At noon, I had lunch with the Finance Manager. I feel protected with him, because he's very critical of our bosses and is always looking out for me. Truth is, nobody is very happy with the way those two handle the issues. The FM and I have grown fond of each other. His son, by the way, is the patient I see tomorrow, the one that pays me. Perhaps that's why Mr FM has started to bring green apples from time to time. He has also opened up to me about some personal problems and things he sees in the office. He knows I'm trustworthy.

It's pretty cool when he tells me he knows that I'm very smart. I learned from him that Ahmed liked me very much and thought the same about me being smart, "it's a shame that she is where she is", they both agreed. Meaning, I'm just a secretary, when I could be exploiting my potential in something more related to my career. "So we'll help her get out of there". I'd told Ahmed about my vision of getting a master's and doctorate degree (and staying where I am for the time being, to save and learn). He'll connect me with someone, I think. It's a very remote contact, but it may be of some help.

Both men were very supportive regarding a comment one of the bosses did during a discussion. Something about a certain task, "for you to do instead of reading and downloading music". I replied I don't download it, I bring it from home. It's not the first time he implies I lose time. I'll have you know, I have my music on all the time, and I read only when I'm done with my tasks. Both Ahmed and the FM were concerned about the way I was treated, although that's not new in the office, or just exclusive for me. My bosses look at me with a strange mixture of respect and disdain. They lack sensitivity, to put it in a few words.

Anyway! On related news, two coworkers left their purses in the convention room and their cash was stolen while we went to get our room keys. My roommate found out someone stole a skin cream from OUR room. On both cases, we know it was the staff but we can't prove it. Ahmed found a staple in his dinner and a dead fly in his lunch the day after (staple and fly had some meanings according to a set of beliefs, we discussed that at lenght last night). In turn, I broke some stuff in my room, because all rock starts trash their hotel rooms.

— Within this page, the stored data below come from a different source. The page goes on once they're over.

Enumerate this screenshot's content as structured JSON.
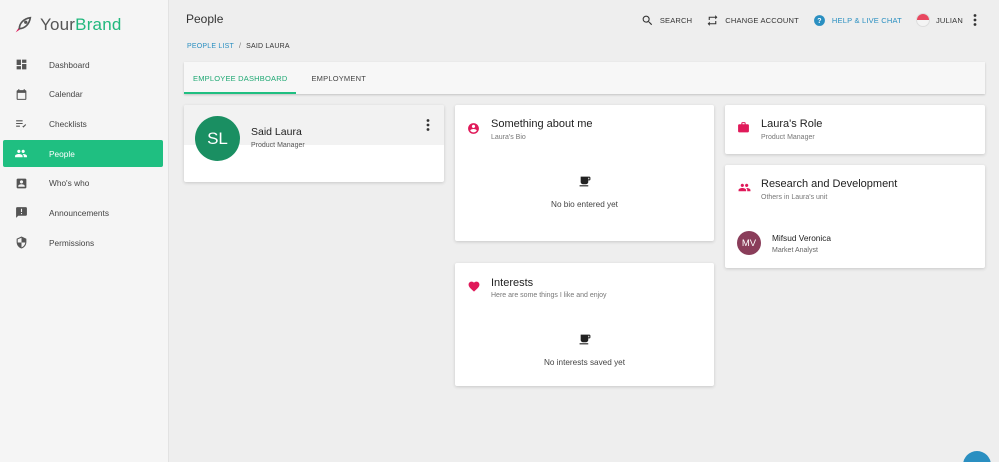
{
  "brand": {
    "name_part1": "Your",
    "name_part2": "Brand"
  },
  "sidebar": {
    "items": [
      {
        "label": "Dashboard",
        "icon": "dashboard-icon"
      },
      {
        "label": "Calendar",
        "icon": "calendar-icon"
      },
      {
        "label": "Checklists",
        "icon": "checklist-icon"
      },
      {
        "label": "People",
        "icon": "people-icon",
        "active": true
      },
      {
        "label": "Who's who",
        "icon": "contact-card-icon"
      },
      {
        "label": "Announcements",
        "icon": "announcement-icon"
      },
      {
        "label": "Permissions",
        "icon": "shield-icon"
      }
    ]
  },
  "header": {
    "title": "People",
    "search_label": "SEARCH",
    "change_account_label": "CHANGE ACCOUNT",
    "help_label": "HELP & LIVE CHAT",
    "user_label": "JULIAN"
  },
  "breadcrumb": {
    "parent": "PEOPLE LIST",
    "separator": "/",
    "current": "SAID LAURA"
  },
  "tabs": [
    {
      "label": "EMPLOYEE DASHBOARD",
      "active": true
    },
    {
      "label": "EMPLOYMENT",
      "active": false
    }
  ],
  "profile": {
    "initials": "SL",
    "name": "Said Laura",
    "role": "Product Manager"
  },
  "about": {
    "title": "Something about me",
    "subtitle": "Laura's Bio",
    "empty_text": "No bio entered yet"
  },
  "interests": {
    "title": "Interests",
    "subtitle": "Here are some things I like and enjoy",
    "empty_text": "No interests saved yet"
  },
  "role_card": {
    "title": "Laura's Role",
    "subtitle": "Product Manager"
  },
  "unit": {
    "title": "Research and Development",
    "subtitle": "Others in Laura's unit",
    "members": [
      {
        "initials": "MV",
        "name": "Mifsud Veronica",
        "role": "Market Analyst"
      }
    ]
  },
  "colors": {
    "accent": "#1fbf81",
    "pink": "#e01a5a",
    "link": "#2a8fc1",
    "avatar_green": "#1a8f62",
    "avatar_plum": "#8a3d5a"
  }
}
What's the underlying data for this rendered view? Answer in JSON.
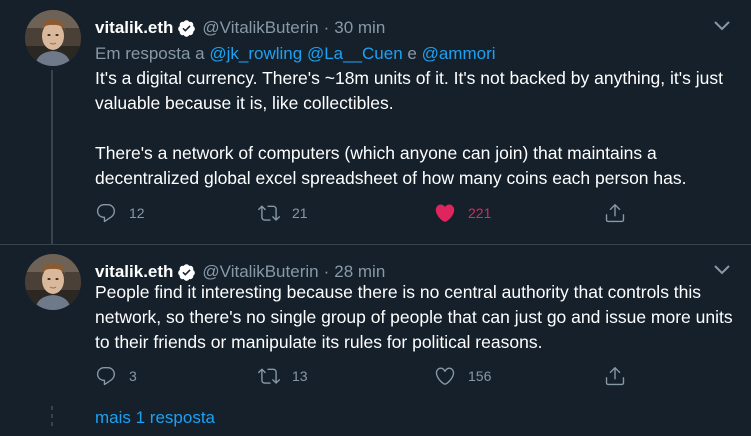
{
  "tweets": [
    {
      "name": "vitalik.eth",
      "handle": "@VitalikButerin",
      "separator": "·",
      "time": "30 min",
      "reply_to": {
        "prefix": "Em resposta a",
        "mention1": "@jk_rowling",
        "mention2": "@La__Cuen",
        "conj": "e",
        "mention3": "@ammori"
      },
      "paragraphs": [
        "It's a digital currency. There's ~18m units of it. It's not backed by anything, it's just valuable because it is, like collectibles.",
        "There's a network of computers (which anyone can join) that maintains a decentralized global excel spreadsheet of how many coins each person has."
      ],
      "replies": "12",
      "retweets": "21",
      "likes": "221",
      "liked": true
    },
    {
      "name": "vitalik.eth",
      "handle": "@VitalikButerin",
      "separator": "·",
      "time": "28 min",
      "paragraphs": [
        "People find it interesting because there is no central authority that controls this network, so there's no single group of people that can just go and issue more units to their friends or manipulate its rules for political reasons."
      ],
      "replies": "3",
      "retweets": "13",
      "likes": "156",
      "liked": false
    }
  ],
  "more_replies": "mais 1 resposta",
  "colors": {
    "background": "#15202b",
    "text": "#ffffff",
    "muted": "#8899a6",
    "link": "#1da1f2",
    "like": "#e0245e",
    "border": "#38444d"
  },
  "icons": {
    "verified": "verified-badge-icon",
    "caret": "chevron-down-icon",
    "reply": "reply-bubble-icon",
    "retweet": "retweet-icon",
    "like": "heart-icon",
    "share": "share-icon"
  }
}
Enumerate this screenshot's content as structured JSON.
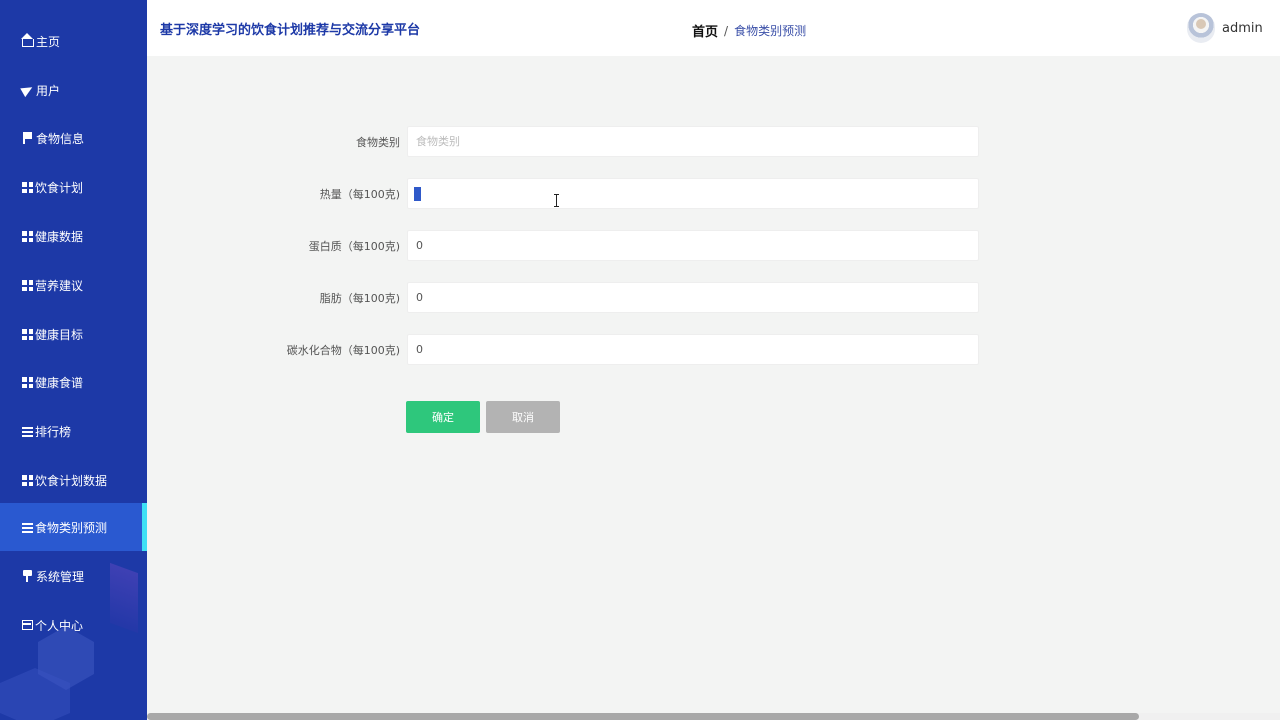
{
  "app": {
    "title": "基于深度学习的饮食计划推荐与交流分享平台"
  },
  "breadcrumb": {
    "home": "首页",
    "separator": "/",
    "current": "食物类别预测"
  },
  "user": {
    "name": "admin",
    "avatar_icon": "avatar-icon"
  },
  "sidebar": {
    "items": [
      {
        "label": "主页",
        "icon": "home-icon"
      },
      {
        "label": "用户",
        "icon": "paper-plane-icon"
      },
      {
        "label": "食物信息",
        "icon": "flag-icon"
      },
      {
        "label": "饮食计划",
        "icon": "grid-icon"
      },
      {
        "label": "健康数据",
        "icon": "grid-icon"
      },
      {
        "label": "营养建议",
        "icon": "grid-icon"
      },
      {
        "label": "健康目标",
        "icon": "grid-icon"
      },
      {
        "label": "健康食谱",
        "icon": "grid-icon"
      },
      {
        "label": "排行榜",
        "icon": "list-icon"
      },
      {
        "label": "饮食计划数据",
        "icon": "grid-icon"
      },
      {
        "label": "食物类别预测",
        "icon": "list-icon",
        "active": true
      },
      {
        "label": "系统管理",
        "icon": "pin-icon"
      },
      {
        "label": "个人中心",
        "icon": "window-icon"
      }
    ],
    "active_index": 10
  },
  "form": {
    "fields": [
      {
        "label": "食物类别",
        "value": "",
        "placeholder": "食物类别"
      },
      {
        "label": "热量（每100克)",
        "value": "0",
        "placeholder": ""
      },
      {
        "label": "蛋白质（每100克)",
        "value": "0",
        "placeholder": ""
      },
      {
        "label": "脂肪（每100克)",
        "value": "0",
        "placeholder": ""
      },
      {
        "label": "碳水化合物（每100克)",
        "value": "0",
        "placeholder": ""
      }
    ],
    "confirm_label": "确定",
    "cancel_label": "取消"
  },
  "colors": {
    "sidebar_bg": "#1d39a7",
    "sidebar_active": "#2a59d0",
    "active_indicator": "#3ee0f5",
    "title_color": "#1d39a7",
    "confirm_button": "#2ec77c",
    "cancel_button": "#b3b3b3"
  }
}
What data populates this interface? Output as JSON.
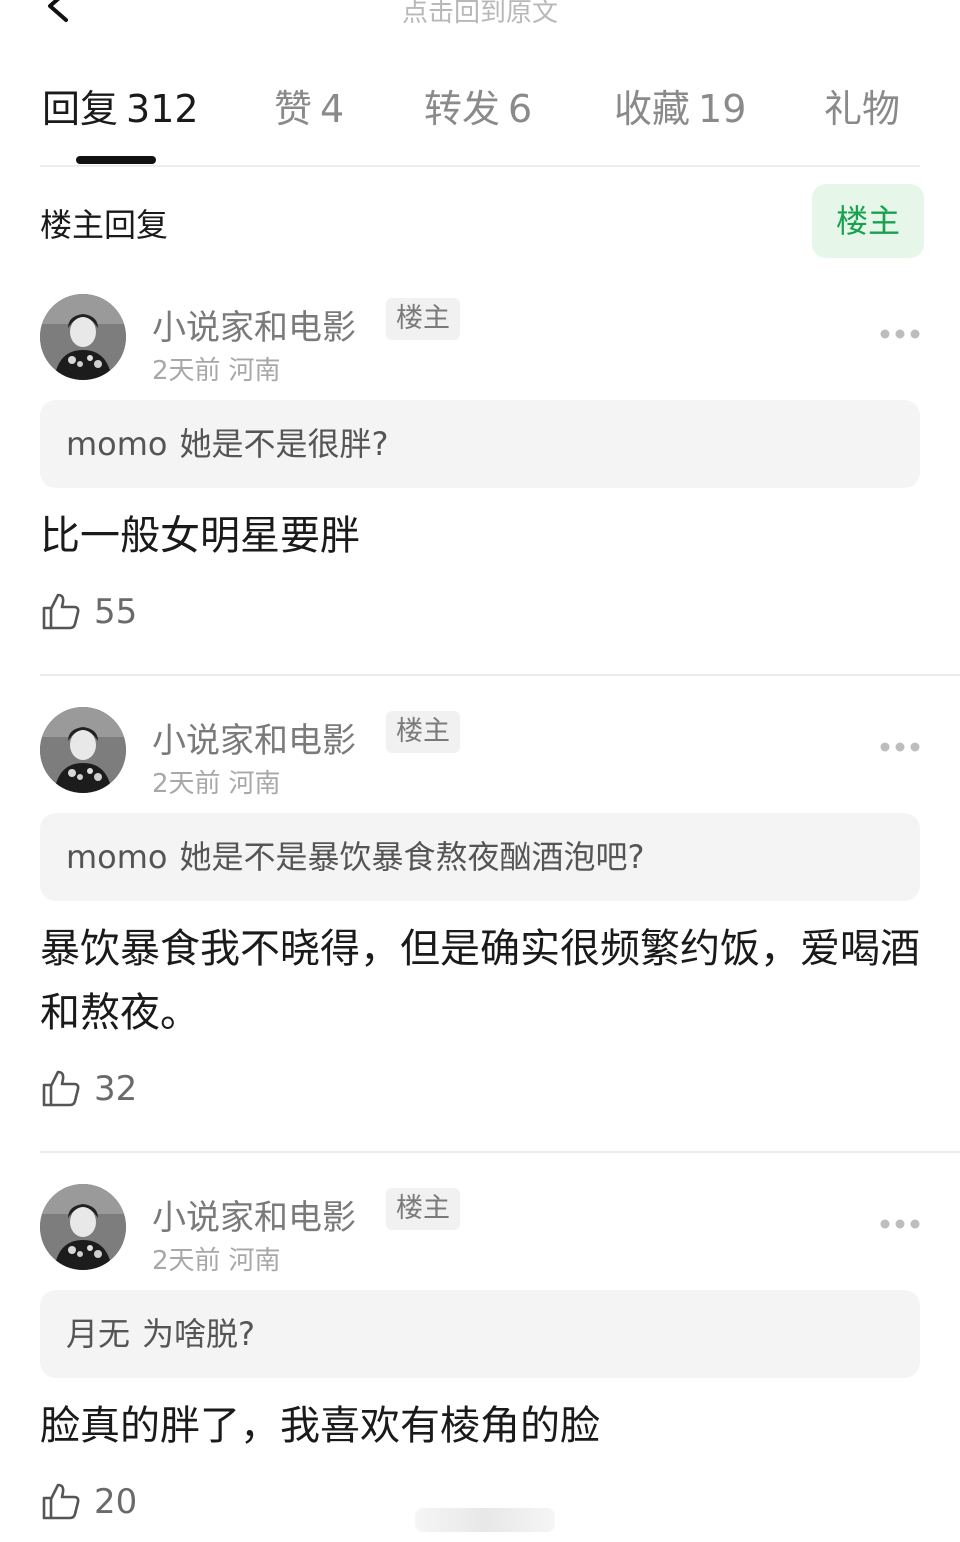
{
  "top_bar": {
    "back_to_original": "点击回到原文"
  },
  "tabs": [
    {
      "label": "回复",
      "count": "312",
      "active": true
    },
    {
      "label": "赞",
      "count": "4"
    },
    {
      "label": "转发",
      "count": "6"
    },
    {
      "label": "收藏",
      "count": "19"
    },
    {
      "label": "礼物",
      "count": ""
    }
  ],
  "filter": {
    "label": "楼主回复",
    "chip": "楼主"
  },
  "comments": [
    {
      "username": "小说家和电影",
      "badge": "楼主",
      "time": "2天前",
      "location": "河南",
      "quote_user": "momo",
      "quote_text": "她是不是很胖?",
      "text": "比一般女明星要胖",
      "likes": "55"
    },
    {
      "username": "小说家和电影",
      "badge": "楼主",
      "time": "2天前",
      "location": "河南",
      "quote_user": "momo",
      "quote_text": "她是不是暴饮暴食熬夜酗酒泡吧?",
      "text": "暴饮暴食我不晓得，但是确实很频繁约饭，爱喝酒和熬夜。",
      "likes": "32"
    },
    {
      "username": "小说家和电影",
      "badge": "楼主",
      "time": "2天前",
      "location": "河南",
      "quote_user": "月无",
      "quote_text": "为啥脱?",
      "text": "脸真的胖了，我喜欢有棱角的脸",
      "likes": "20"
    }
  ],
  "colors": {
    "accent_green": "#1aa14f",
    "chip_bg": "#e6f7ea",
    "text_primary": "#1a1a1a",
    "text_secondary": "#7a7a7a"
  },
  "icons": [
    "back-arrow-icon",
    "more-dots-icon",
    "thumbs-up-icon"
  ]
}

Ok, not really. My toilet's chain broke and when I tried to fix it, I put the toilet lid against a wall, it slid and it broke in three. No charges were made, though.

After I came home this afternoon, I took a bath and headed for my clinic to see my friday patient. I'm a very lazy person, but perhaps because I'd already set my mind on going, I wasn't whiny at all about seeing him, and I wasn't even tired. In fact, I was excited. And the session was unbelievable, complete with somatizations. Yum.

All in all, it was a great trip. But now, I should get some rest.